Nicht genug mit der Versteppung. Denn Baumwolle wird zumeist in Monokulturen angebaut. Die wiederum sind bekanntermaßen sehr anfällig für Schädlingsbefall. Bei Baumwolle ist es der ‚Pink Bollworm‘, der sich an die Fressarbeit macht. Deshalb wird er auch mit allen zu Verfügung stehenden Giften bekämpft. Nicht nur unglaubliche Mengen an Pestiziden werden dafür allerdings eingesetzt, nämlich 11 % der weltweit verwendeten Pflanzenschutzmittel. Da sich die Schädlinge rasant vermehren, müssen bereits 25 % der weltweit eingesetzten Menge von Insektiziden im Baumwollanbau eingesetzt werden. Dazu gesellen sich Düngemittel, Wachstumsstoffe und Entlaubungsmittel wie das sattsam giftige Agent Orange.
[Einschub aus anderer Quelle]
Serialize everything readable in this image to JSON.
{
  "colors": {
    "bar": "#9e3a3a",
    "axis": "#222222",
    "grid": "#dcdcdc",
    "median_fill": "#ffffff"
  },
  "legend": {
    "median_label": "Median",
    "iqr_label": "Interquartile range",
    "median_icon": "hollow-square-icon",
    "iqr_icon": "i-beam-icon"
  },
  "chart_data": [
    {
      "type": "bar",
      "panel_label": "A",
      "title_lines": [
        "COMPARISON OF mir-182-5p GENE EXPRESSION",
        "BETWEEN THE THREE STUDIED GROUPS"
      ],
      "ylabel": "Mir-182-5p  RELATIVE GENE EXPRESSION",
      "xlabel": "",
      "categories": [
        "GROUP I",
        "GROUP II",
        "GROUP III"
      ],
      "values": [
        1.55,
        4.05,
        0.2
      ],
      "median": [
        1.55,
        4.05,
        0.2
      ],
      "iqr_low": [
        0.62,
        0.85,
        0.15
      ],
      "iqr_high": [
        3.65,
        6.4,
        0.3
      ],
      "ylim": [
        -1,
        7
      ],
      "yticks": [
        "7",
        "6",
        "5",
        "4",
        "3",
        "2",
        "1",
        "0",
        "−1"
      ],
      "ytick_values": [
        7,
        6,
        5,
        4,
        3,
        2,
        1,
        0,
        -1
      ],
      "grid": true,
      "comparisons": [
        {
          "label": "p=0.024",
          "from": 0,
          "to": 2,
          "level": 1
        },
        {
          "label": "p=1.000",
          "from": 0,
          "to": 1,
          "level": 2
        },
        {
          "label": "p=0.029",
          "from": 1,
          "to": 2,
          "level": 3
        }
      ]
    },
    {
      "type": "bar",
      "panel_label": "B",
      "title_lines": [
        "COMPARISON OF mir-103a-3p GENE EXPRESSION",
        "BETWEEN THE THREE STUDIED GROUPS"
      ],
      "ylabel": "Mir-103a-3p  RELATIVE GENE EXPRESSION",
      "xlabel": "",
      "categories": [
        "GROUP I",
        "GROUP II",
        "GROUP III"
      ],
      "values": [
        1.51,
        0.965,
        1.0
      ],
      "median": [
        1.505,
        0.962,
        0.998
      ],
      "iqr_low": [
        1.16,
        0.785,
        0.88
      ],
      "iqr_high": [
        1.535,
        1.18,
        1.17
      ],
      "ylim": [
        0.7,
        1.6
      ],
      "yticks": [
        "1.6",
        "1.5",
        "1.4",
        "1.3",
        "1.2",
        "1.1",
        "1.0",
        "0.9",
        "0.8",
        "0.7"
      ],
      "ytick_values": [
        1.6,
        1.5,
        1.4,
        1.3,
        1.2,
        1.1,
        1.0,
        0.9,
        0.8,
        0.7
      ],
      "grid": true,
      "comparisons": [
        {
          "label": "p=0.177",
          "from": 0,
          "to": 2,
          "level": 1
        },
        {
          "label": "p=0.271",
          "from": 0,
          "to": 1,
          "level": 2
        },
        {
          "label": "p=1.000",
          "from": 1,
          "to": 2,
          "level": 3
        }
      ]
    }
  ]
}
Die Probleme des konventionellen Baumwollanbaus werden im ökologischen und bio-Anbau umgangen. Man verzichtet auf chemisch-synthetische Pestizide, auf Entlaubungsmittel, chemischen Dünger und Gentechnik. Man plant Fruchtfolgen vorausschauend und rückt Schädlingen mechanisch auf den Pelz. Der Pink Bollworm muss zwar sein Köfferchen packen, kann aber aufatmen. Die Feldarbeiter setzen sich nicht mehr der Gefahr einer Vergiftung aus. Es gibt keine Kinder- oder Zwangsarbeit, Bezahlungen sind gerecht und die Arbeiter dürfen sich organisieren. Ökologische und soziale Standards umfassen besonders das IVN- und das GOTS-Siegel. Mit dem Kauf von Bio-Baumwolle erwirbst Du mehr als ein qualitativ hochwertiges Kleidungsstück. Du kaufst ein Stück Freiheit, Gesundheit und Natur. Nicht nur der Pink Bollworm dankt es Dir.

Baumwolle aus organisch-biologischem Anbau ist für uns selbstverständlich

Baumwolle aus organisch-biologischem Anbau ist noch recht jung. In den späten 80-er Jahren wurden erste Vorhaben in der Türkei realisiert. Mittlerweile wird Baumwolle in 18 Ländern kontrolliert biologisch angebaut.

Die rund 20 Jahre Erfahrung im Anbau haben gezeigt: eine nachhaltige Produktion der Naturfaser ist möglich. KbA Baumwolle – Baumwolle aus kontrolliert biologischem Anbau, wird ohne Verwendung von Chemiedünger und synthetischen Pestiziden angebaut. Und von Hand geerntet bedeutet, es werden keine chemischen Entlaubungsmittel gespritzt. Fruchtfolge und Mischkultur ist eine wichtige Grundlage des Anbaus von KbA-Baumwolle. Zertifiziert wird sie von unabhängigen Instituten. Zusammengefasst: Weder Gentechnik noch Chemie dürfen eingesetzt werden.

Fair gehandelte und biologisch angebaute Baumwolle nährt die hart arbeitenden Bauern und zerstört nicht die Umwelt. Bild: www.helvetas.ch
Fair gehandelte und biologisch angebaute Baumwolle nährt die hart arbeitenden Bauern und zerstört nicht die Umwelt. Bild: www.helvetas.ch

Als Dünger werden Mist und Mulch verwendet. Schädlinge mit Duftlockstoffen bekämpft und das Unkraut wird mechanisch gejätet. Der Bauer bekommt das Prädikat „kontrolliert biologisch angebaute Baumwolle“ zudem nur dann, wenn er seinen Boden mindestens drei Jahre lang chemiefrei bestellt hat.